28 May 2016

what's past is prologue.

Once upon a time I had a blog. I shan't link to it, as it's very old and not of particular interest. For several reasons, though, I've come to think that now is a suitable time in my life to start a new one. There are, delightfully, three reasons—or, at least, my reasons fit in three sets.

First: I've been doing a lot of cleaning lately. I'm home for the summer and my room has closet space which my parents need for storage. The archaeology involved has left me a little appalled with how little of high school I seem to remember clearly. In some ways this is for the best. It's certainly understandable: I was coping with depression for much of this time, which can do strange things to your memory. I'm working on not beating myself up for all this, but the experience has left me with a desire to keep better records of my reading and my thoughts so as to preserve more memories to the future. After all, I'm a writer; writers, whatever else we may be, are abnormally afraid of death. I'd prefer not to cease to be before my pen has gleaned my teeming brain.

Second: It's summer break. I'm a born academic, and I have historically a great deal of trouble transitioning to break after a term. The instinctual sense that I'm failing to see to something very important continues to plague me for quite a while. Giving myself projects and assignments to work on gives me a structure the lack of which would distress me extremely and make me rather dire and aimless. I haven't got a fainting-couch, so I need work to do. Besides which I could use something to make me practice my writing over break when I'm not doing academic essays. Also, summer break means being apart from most people I know (hi Jen); might as well try and stay in touch.

Third: I have writing and photos which want somewhere to go—scraps of essays that I only need the final excuse to finish, ideas that'll drive me mad(der) if they've got nothing to do but work their way around my head, pictures—like the one at the top of the post—that I'm unreasonably proud of but haven't shown to many people at all. Finishing and polishing for blog purposes could also, ideally, help me to work through my anxiety-related hang-ups about sharing my writing and other creative work.

Et voilà. I've called it "notes towards a definition," though what I'm defining is purposely ambiguous.

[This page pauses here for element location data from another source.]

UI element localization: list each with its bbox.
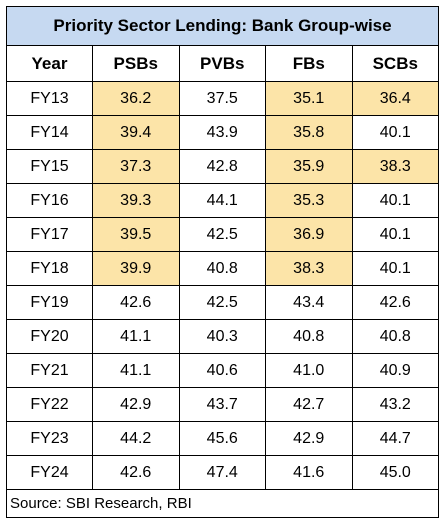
value-cell-psbs: 36.2 [92, 81, 180, 116]
value-cell-pvbs: 37.5 [178, 81, 266, 116]
year-cell: FY15 [6, 149, 93, 184]
value-cell-psbs: 41.1 [92, 353, 180, 388]
value-cell-pvbs: 44.1 [178, 183, 266, 218]
value-cell-fbs: 35.9 [265, 149, 353, 184]
year-cell: FY13 [6, 81, 93, 116]
value-cell-fbs: 42.7 [265, 387, 353, 422]
value-cell-scbs: 40.1 [351, 115, 440, 150]
table-container: Priority Sector Lending: Bank Group-wise… [5, 6, 440, 518]
value-cell-psbs: 37.3 [92, 149, 180, 184]
table-title: Priority Sector Lending: Bank Group-wise [5, 6, 440, 46]
year-cell: FY16 [6, 183, 93, 218]
column-header-pvbs: PVBs [178, 45, 266, 82]
value-cell-psbs: 39.9 [92, 251, 180, 286]
value-cell-psbs: 39.4 [92, 115, 180, 150]
year-cell: FY18 [6, 251, 93, 286]
value-cell-fbs: 35.8 [265, 115, 353, 150]
value-cell-fbs: 38.3 [265, 251, 353, 286]
value-cell-psbs: 39.3 [92, 183, 180, 218]
value-cell-pvbs: 43.7 [178, 387, 266, 422]
value-cell-pvbs: 40.8 [178, 251, 266, 286]
value-cell-scbs: 40.1 [351, 217, 440, 252]
value-cell-scbs: 40.1 [351, 251, 440, 286]
value-cell-scbs: 38.3 [351, 149, 440, 184]
table-row: FY19 42.6 42.5 43.4 42.6 [6, 285, 440, 320]
value-cell-pvbs: 42.5 [178, 217, 266, 252]
column-header-year: Year [6, 45, 93, 82]
source-note: Source: SBI Research, RBI [5, 489, 440, 518]
column-header-psbs: PSBs [92, 45, 180, 82]
priority-sector-lending-table: Priority Sector Lending: Bank Group-wise… [5, 6, 440, 518]
value-cell-psbs: 41.1 [92, 319, 180, 354]
value-cell-pvbs: 43.9 [178, 115, 266, 150]
value-cell-scbs: 40.9 [351, 353, 440, 388]
value-cell-psbs: 44.2 [92, 421, 180, 456]
column-header-scbs: SCBs [351, 45, 440, 82]
value-cell-fbs: 43.4 [265, 285, 353, 320]
year-cell: FY20 [6, 319, 93, 354]
table-row: FY17 39.5 42.5 36.9 40.1 [6, 217, 440, 252]
value-cell-fbs: 40.8 [265, 319, 353, 354]
year-cell: FY24 [6, 455, 93, 490]
year-cell: FY19 [6, 285, 93, 320]
value-cell-scbs: 45.0 [351, 455, 440, 490]
value-cell-pvbs: 47.4 [178, 455, 266, 490]
table-body: FY13 36.2 37.5 35.1 36.4 FY14 39.4 43.9 35.8 40.1… [6, 81, 440, 490]
value-cell-fbs: 35.1 [265, 81, 353, 116]
table-row: FY23 44.2 45.6 42.9 44.7 [6, 421, 440, 456]
value-cell-scbs: 44.7 [351, 421, 440, 456]
table-row: FY20 41.1 40.3 40.8 40.8 [6, 319, 440, 354]
table-row: FY13 36.2 37.5 35.1 36.4 [6, 81, 440, 116]
table-row: FY18 39.9 40.8 38.3 40.1 [6, 251, 440, 286]
year-cell: FY21 [6, 353, 93, 388]
value-cell-scbs: 36.4 [351, 81, 440, 116]
value-cell-pvbs: 42.8 [178, 149, 266, 184]
year-cell: FY14 [6, 115, 93, 150]
value-cell-psbs: 39.5 [92, 217, 180, 252]
table-row: FY16 39.3 44.1 35.3 40.1 [6, 183, 440, 218]
table-row: FY21 41.1 40.6 41.0 40.9 [6, 353, 440, 388]
year-cell: FY23 [6, 421, 93, 456]
value-cell-psbs: 42.9 [92, 387, 180, 422]
value-cell-pvbs: 45.6 [178, 421, 266, 456]
value-cell-scbs: 40.8 [351, 319, 440, 354]
value-cell-fbs: 42.9 [265, 421, 353, 456]
value-cell-fbs: 35.3 [265, 183, 353, 218]
year-cell: FY22 [6, 387, 93, 422]
value-cell-scbs: 42.6 [351, 285, 440, 320]
value-cell-pvbs: 40.6 [178, 353, 266, 388]
table-row: FY15 37.3 42.8 35.9 38.3 [6, 149, 440, 184]
column-header-row: Year PSBs PVBs FBs SCBs [6, 45, 440, 82]
value-cell-scbs: 40.1 [351, 183, 440, 218]
table-row: FY22 42.9 43.7 42.7 43.2 [6, 387, 440, 422]
value-cell-psbs: 42.6 [92, 285, 180, 320]
table-row: FY14 39.4 43.9 35.8 40.1 [6, 115, 440, 150]
value-cell-scbs: 43.2 [351, 387, 440, 422]
value-cell-pvbs: 42.5 [178, 285, 266, 320]
value-cell-pvbs: 40.3 [178, 319, 266, 354]
value-cell-fbs: 36.9 [265, 217, 353, 252]
year-cell: FY17 [6, 217, 93, 252]
value-cell-psbs: 42.6 [92, 455, 180, 490]
value-cell-fbs: 41.0 [265, 353, 353, 388]
column-header-fbs: FBs [265, 45, 353, 82]
value-cell-fbs: 41.6 [265, 455, 353, 490]
table-row: FY24 42.6 47.4 41.6 45.0 [6, 455, 440, 490]
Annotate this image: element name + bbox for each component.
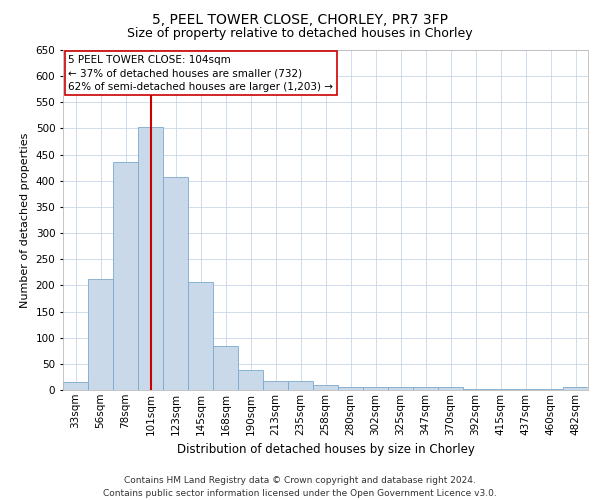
- Bar: [463, 389, 488, 390]
- Bar: [488, 389, 513, 390]
- Text: 5, PEEL TOWER CLOSE, CHORLEY, PR7 3FP: 5, PEEL TOWER CLOSE, CHORLEY, PR7 3FP: [152, 12, 448, 26]
- Bar: [163, 177, 188, 390]
- Bar: [113, 162, 138, 390]
- Bar: [513, 389, 538, 390]
- Bar: [88, 279, 113, 390]
- Text: Contains HM Land Registry data © Crown copyright and database right 2024.
Contai: Contains HM Land Registry data © Crown c…: [103, 476, 497, 498]
- Bar: [288, 380, 313, 390]
- Bar: [363, 388, 388, 390]
- Bar: [263, 380, 288, 390]
- Bar: [213, 346, 238, 390]
- Bar: [238, 370, 263, 390]
- Bar: [63, 382, 88, 390]
- Bar: [313, 385, 338, 390]
- Bar: [438, 388, 463, 390]
- Bar: [563, 388, 588, 390]
- Bar: [388, 388, 413, 390]
- Bar: [538, 389, 563, 390]
- Bar: [138, 128, 163, 390]
- Bar: [338, 388, 363, 390]
- Text: Size of property relative to detached houses in Chorley: Size of property relative to detached ho…: [127, 28, 473, 40]
- Bar: [188, 282, 213, 390]
- X-axis label: Distribution of detached houses by size in Chorley: Distribution of detached houses by size …: [176, 443, 475, 456]
- Bar: [413, 388, 438, 390]
- Text: 5 PEEL TOWER CLOSE: 104sqm
← 37% of detached houses are smaller (732)
62% of sem: 5 PEEL TOWER CLOSE: 104sqm ← 37% of deta…: [68, 55, 333, 92]
- Y-axis label: Number of detached properties: Number of detached properties: [20, 132, 30, 308]
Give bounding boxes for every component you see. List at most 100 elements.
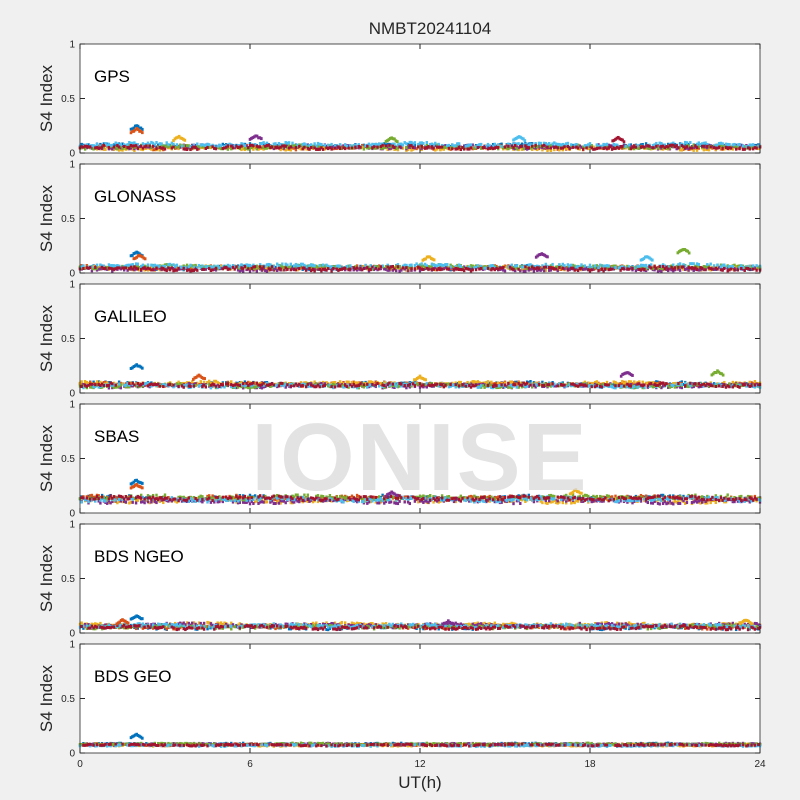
data-point xyxy=(265,141,269,145)
data-point xyxy=(136,267,139,271)
data-point xyxy=(687,142,690,146)
data-point xyxy=(214,147,218,151)
data-point xyxy=(685,145,689,149)
data-point xyxy=(306,267,309,271)
data-point xyxy=(184,145,187,149)
data-point xyxy=(546,145,549,149)
data-point xyxy=(180,144,184,148)
data-point xyxy=(599,146,602,150)
data-point xyxy=(714,143,717,147)
data-point xyxy=(692,143,695,147)
data-point xyxy=(721,146,724,150)
data-point xyxy=(422,267,425,271)
feature-point xyxy=(182,137,185,141)
data-point xyxy=(174,145,177,149)
feature-point xyxy=(512,138,515,142)
data-point xyxy=(168,262,172,266)
data-point xyxy=(610,267,614,271)
data-point xyxy=(680,148,683,152)
data-point xyxy=(133,141,136,145)
data-point xyxy=(277,141,281,145)
data-point xyxy=(629,380,632,384)
data-point xyxy=(497,146,500,150)
feature-point xyxy=(390,136,393,140)
data-point xyxy=(673,142,677,146)
data-point xyxy=(216,144,219,148)
data-point xyxy=(525,264,529,268)
data-point xyxy=(170,141,173,145)
feature-point xyxy=(386,139,389,143)
data-point xyxy=(510,265,513,269)
data-point xyxy=(279,145,282,149)
data-point xyxy=(167,145,170,149)
data-point xyxy=(177,266,180,270)
data-point xyxy=(719,144,723,148)
data-point xyxy=(250,145,253,149)
data-point xyxy=(342,144,345,148)
data-point xyxy=(592,145,595,149)
data-point xyxy=(439,148,442,152)
data-point xyxy=(242,147,245,151)
data-point xyxy=(656,146,660,150)
data-point xyxy=(670,143,673,147)
data-point xyxy=(750,268,753,272)
data-point xyxy=(386,142,389,146)
feature-point xyxy=(183,138,187,142)
data-point xyxy=(442,147,445,151)
data-point xyxy=(614,145,617,149)
data-point xyxy=(114,145,117,149)
data-point xyxy=(398,145,401,149)
data-point xyxy=(330,142,333,146)
data-point xyxy=(151,268,155,272)
data-point xyxy=(576,143,580,147)
data-point xyxy=(247,267,250,271)
data-point xyxy=(146,141,150,145)
data-point xyxy=(731,264,734,268)
data-point xyxy=(658,147,661,151)
data-point xyxy=(143,145,146,149)
y-tick-label: 1 xyxy=(69,280,75,291)
data-point xyxy=(531,147,534,151)
data-point xyxy=(524,265,527,269)
data-point xyxy=(463,144,466,148)
data-point xyxy=(121,148,124,152)
data-point xyxy=(287,144,291,148)
data-point xyxy=(629,145,632,149)
data-point xyxy=(262,147,265,151)
data-point xyxy=(117,145,121,149)
data-point xyxy=(150,145,153,149)
data-point xyxy=(393,142,396,146)
data-point xyxy=(298,144,301,148)
data-point xyxy=(185,144,189,148)
data-point xyxy=(546,149,549,153)
data-point xyxy=(478,143,481,147)
data-point xyxy=(633,147,636,151)
data-point xyxy=(405,142,408,146)
data-point xyxy=(457,146,461,150)
data-point xyxy=(420,144,423,148)
data-point xyxy=(738,147,741,151)
data-point xyxy=(466,147,469,151)
data-point xyxy=(95,142,99,146)
data-point xyxy=(736,268,740,272)
data-point xyxy=(735,145,738,149)
data-point xyxy=(554,145,558,149)
data-point xyxy=(281,144,284,148)
data-point xyxy=(607,264,610,268)
data-point xyxy=(406,148,410,152)
data-point xyxy=(199,143,202,147)
feature-point xyxy=(141,131,144,135)
y-tick-label: 0 xyxy=(69,149,75,160)
data-point xyxy=(476,143,479,147)
data-point xyxy=(293,144,296,148)
data-point xyxy=(644,146,648,150)
data-point xyxy=(565,266,568,270)
data-point xyxy=(289,268,292,272)
data-point xyxy=(474,268,478,272)
data-point xyxy=(344,266,347,270)
data-point xyxy=(393,145,396,149)
data-point xyxy=(651,146,655,150)
data-point xyxy=(318,142,321,146)
data-point xyxy=(158,145,162,149)
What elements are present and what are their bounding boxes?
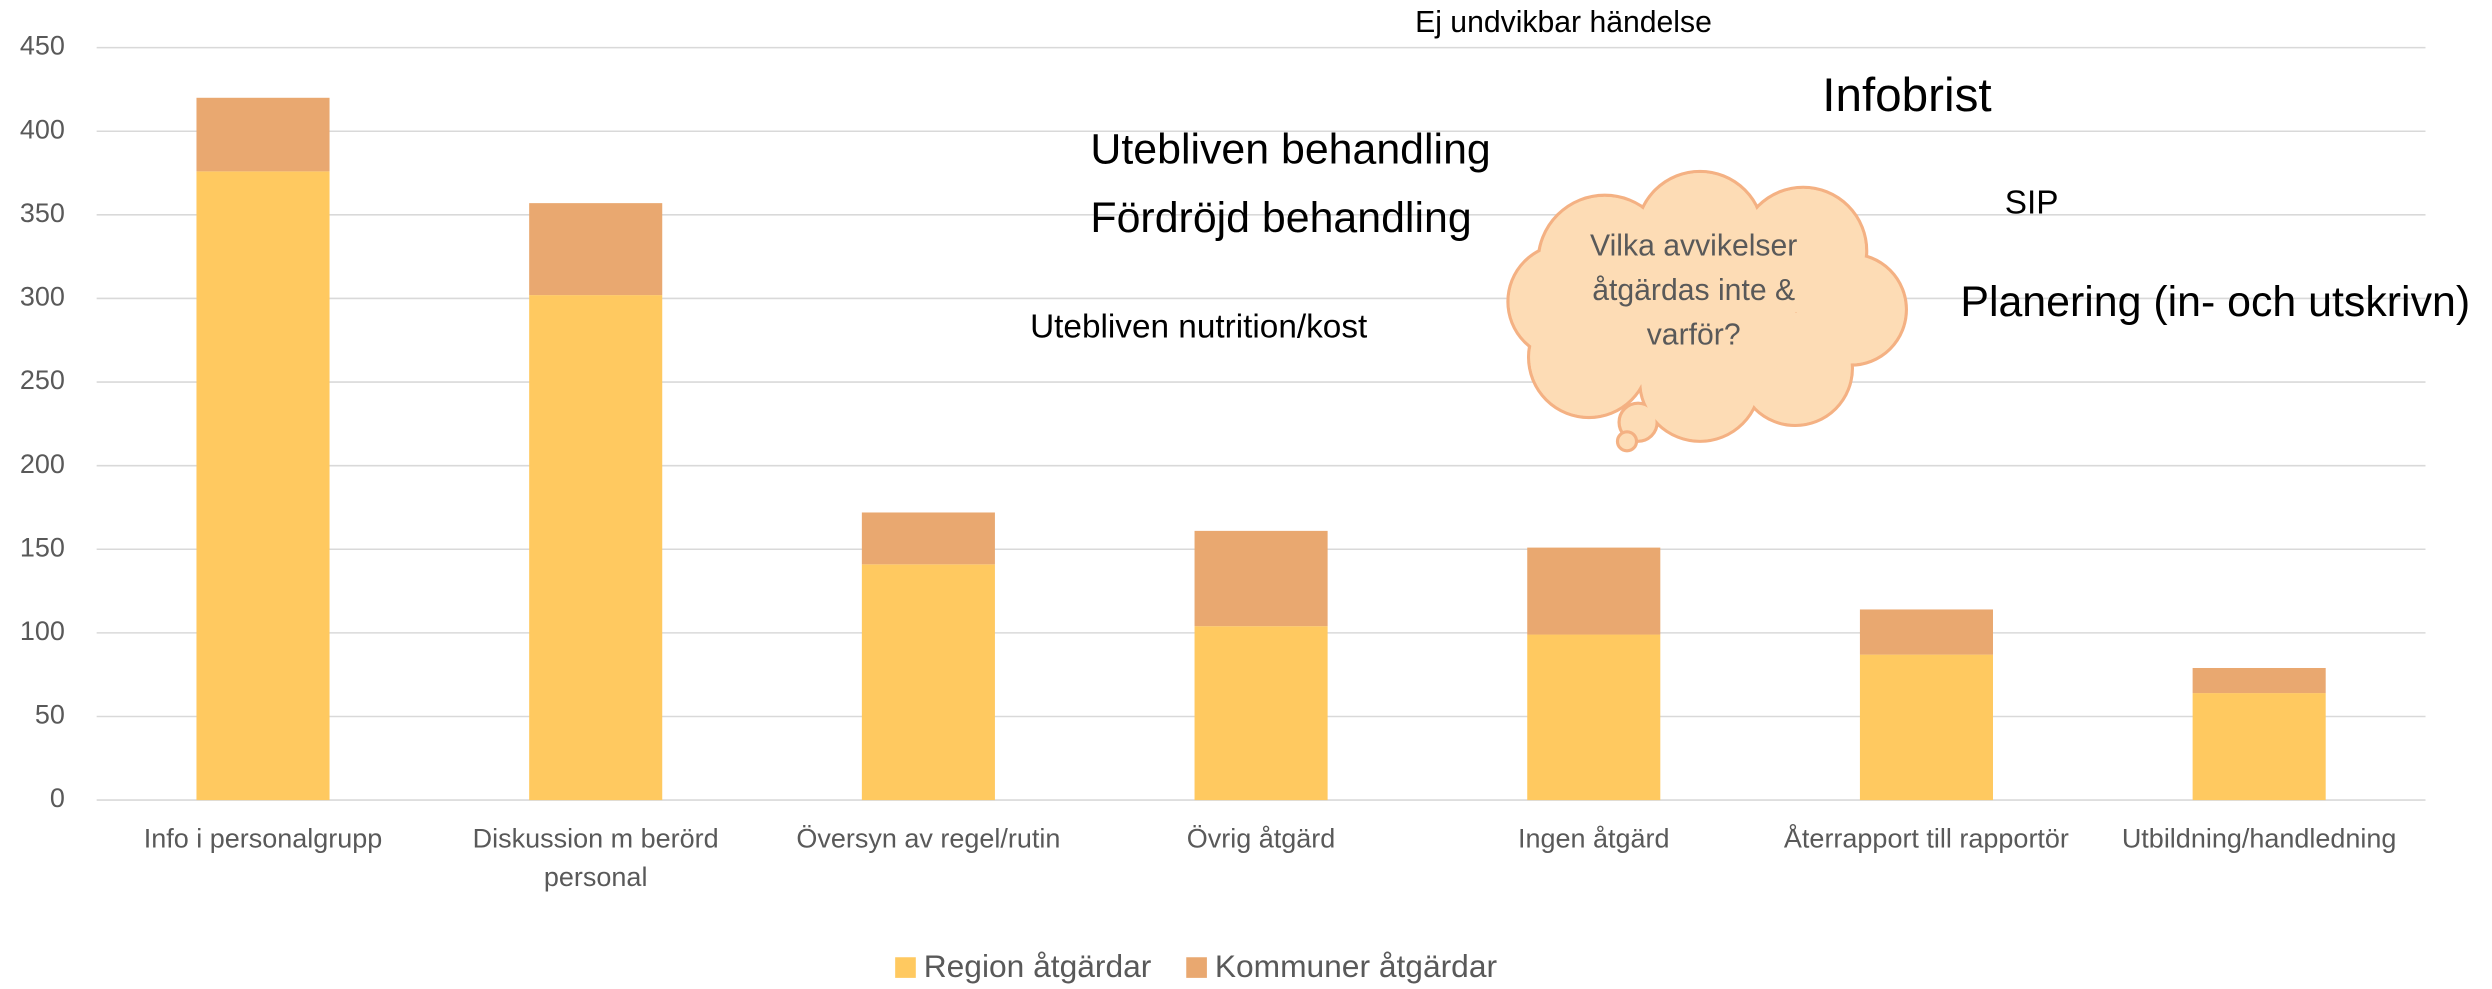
bar-segment (1194, 626, 1328, 801)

Myself? Not sure I'm prepared to admit to that. Perhaps all I mean is an attempt towards definition itself in the sense of clarity. In that case this is, like all other writing, an attempt at turning darkness into light. We'll see.

I intend to post weekly at the least. I do hope you'll join me.

"Why does anybody tell a story? It does indeed have something to do with faith—faith that the universe has meaning, that our little human lives are not irrelevant, that what we choose to say or do matters; matters cosmically." — Madeleine L'Engle. (I’ve yet to find a proper source for this quotation, and of course I’ll update the post the very minute anyone provides me one. normally I wouldn’t post without—but it sounds like her. besides that I looked it up after I’d been watching Call the Midwife with my mother, & when I saw it I immediately heard it in my head in Vanessa Redgrave’s voice, which means it must be very wise indeed.)

26 May 2016

theses.

o dark dark dark. they all go into the dark,
the vacant interstellar spaces, the vacant into the vacant,
the captains, merchant bankers, eminent men of letters,
the generous patrons of art, the statesmen & the rulers, 
distinguished civil servants, chairmen of many committees, 
industrial lords & petty contractors, all go into the dark,
& dark the sun & moon, & the almanach de gotha, 
& the stock exchange gazette, the directory of directors, 
& cold the sense & lost the motive of action. 
& we all go with them, into the silent funeral,
nobody's funeral, for there is no one to bury.
i said to my soul, be still, & let the dark come upon you,
which shall be the darkness of God. 

♥ ♥ ♥

i am not resigned to the shutting away of loving hearts in the hard ground.
so it is, & so it will be, for so it has been, time out of mind:
into the darkness they go, the wise & the lovely. crowned
with lilies & with laurel they go: but i am not resigned.

♥ ♥ ♥

& for all this, nature is never spent;
there lives the dearest freshness deep down things;
& though the last lights off the black west went
oh, morning, at the brown brink eastward, springs—
because the Holy Ghost over the bent
world broods with warm breast and with ah! bright wings.